Première possibilité : appliquer la règle la plus avantageuse en vigueur sur les résidences belges aux biens loués à l’étranger. Il s’agit donc de taxer sur la base moins sévère d’un revenu cadastral. Mais le problème est que ce concept forfaitaire de revenu cadastral n’existe pas toujours en dehors de la Belgique, à l’étranger.

Comment faire s’il n’existe pas de base taxable forfaitaire dans le pays étranger ? "Pour les États qui ne connaîtraient pas le concept de revenu fiscal forfaitaire, la Belgique pourrait obtenir 22,5% de la valeur locative de l’immeuble étranger. Ce pourcentage provient d’une recommandation de la Commission européenne et a déjà été consacré par les Cours et tribunaux belges. Cette pratique existe déjà pour les immeubles étrangers non donnés en location", répond Grégory Homans, avocat fiscaliste au cabinet Dekeyser & Associés.

Le système est un peu complexe, mais il a le mérite de déjà exister et il pourrait donc être étendu par le législateur.

Une deuxième voie… beaucoup plus risquée

L’autre possibilité pour harmoniser serait que l’État taxe les loyers réels en Belgique, comme il le fait pour les loyers perçus à l’étranger ? Mais ce serait là une vraie révolution dans la fiscalité immobilière belge, une prise en compte des loyers perçus dans les revenus imposables.

En Belgique, la taxation des revenus de l’immobilier reste un tabou politique. La Belgique fait figure d’exception européenne à ce titre.

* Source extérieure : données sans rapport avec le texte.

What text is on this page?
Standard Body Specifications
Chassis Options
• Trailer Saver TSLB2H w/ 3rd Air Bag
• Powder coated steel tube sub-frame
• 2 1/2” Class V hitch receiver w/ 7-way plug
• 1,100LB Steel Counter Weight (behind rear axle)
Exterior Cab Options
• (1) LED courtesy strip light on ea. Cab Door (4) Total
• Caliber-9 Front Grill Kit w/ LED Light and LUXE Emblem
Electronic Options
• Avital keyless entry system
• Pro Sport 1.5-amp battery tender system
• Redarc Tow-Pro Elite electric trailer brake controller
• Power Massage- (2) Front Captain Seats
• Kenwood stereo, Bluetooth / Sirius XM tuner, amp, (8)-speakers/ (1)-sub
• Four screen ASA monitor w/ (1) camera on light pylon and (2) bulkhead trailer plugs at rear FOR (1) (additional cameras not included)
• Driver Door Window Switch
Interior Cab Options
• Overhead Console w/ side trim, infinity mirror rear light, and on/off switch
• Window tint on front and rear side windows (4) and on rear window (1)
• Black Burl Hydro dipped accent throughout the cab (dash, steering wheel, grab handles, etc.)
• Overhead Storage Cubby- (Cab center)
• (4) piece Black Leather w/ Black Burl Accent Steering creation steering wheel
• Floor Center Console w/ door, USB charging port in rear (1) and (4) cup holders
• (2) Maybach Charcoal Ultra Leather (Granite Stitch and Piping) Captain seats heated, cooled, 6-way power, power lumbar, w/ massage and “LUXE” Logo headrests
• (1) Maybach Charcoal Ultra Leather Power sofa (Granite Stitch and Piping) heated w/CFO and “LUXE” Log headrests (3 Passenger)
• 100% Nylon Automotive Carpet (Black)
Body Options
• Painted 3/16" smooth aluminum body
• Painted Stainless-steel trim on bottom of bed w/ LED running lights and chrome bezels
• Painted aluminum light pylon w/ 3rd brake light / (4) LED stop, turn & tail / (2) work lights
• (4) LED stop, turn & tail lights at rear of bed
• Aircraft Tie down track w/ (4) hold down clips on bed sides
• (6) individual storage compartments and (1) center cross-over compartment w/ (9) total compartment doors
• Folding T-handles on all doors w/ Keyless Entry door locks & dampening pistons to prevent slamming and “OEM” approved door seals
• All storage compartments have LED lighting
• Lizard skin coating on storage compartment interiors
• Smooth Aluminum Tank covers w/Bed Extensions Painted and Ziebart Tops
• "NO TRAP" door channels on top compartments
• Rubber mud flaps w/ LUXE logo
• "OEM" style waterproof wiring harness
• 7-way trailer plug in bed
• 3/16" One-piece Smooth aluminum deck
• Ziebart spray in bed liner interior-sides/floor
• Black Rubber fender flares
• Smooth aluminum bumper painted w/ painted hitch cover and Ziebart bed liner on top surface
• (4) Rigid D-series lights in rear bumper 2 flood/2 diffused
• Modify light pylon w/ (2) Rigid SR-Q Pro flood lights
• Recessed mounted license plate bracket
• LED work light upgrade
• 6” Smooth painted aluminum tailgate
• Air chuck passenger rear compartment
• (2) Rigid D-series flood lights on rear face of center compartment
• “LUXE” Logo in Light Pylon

Plusieurs institutions, comme l’OCDE ou le FMI, dénoncent d’ailleurs cette fiscalité atypique.

Pour l’État, taxer les loyers réels serait un moyen de mettre fin à cette exception, mais aussi d’augmenter les recettes dans une période où l’argent manque.

Reste que cette taxation des revenus locatifs est difficile à assumer politiquement, c’est un sujet très sensible pour beaucoup de propriétaires, voire pour les locataires dont les loyers pourraient augmenter en répercussion de cette taxe. Cette deuxième voie est donc beaucoup plus risquée, et donc aussi moins probable

Quant à savoir s’il y a une date limite pour que la Belgique se remette en ordre… Non, même si, avec les astreintes, elle est incitée à aller assez vite. On parle d’une proposition dans les quelques semaines.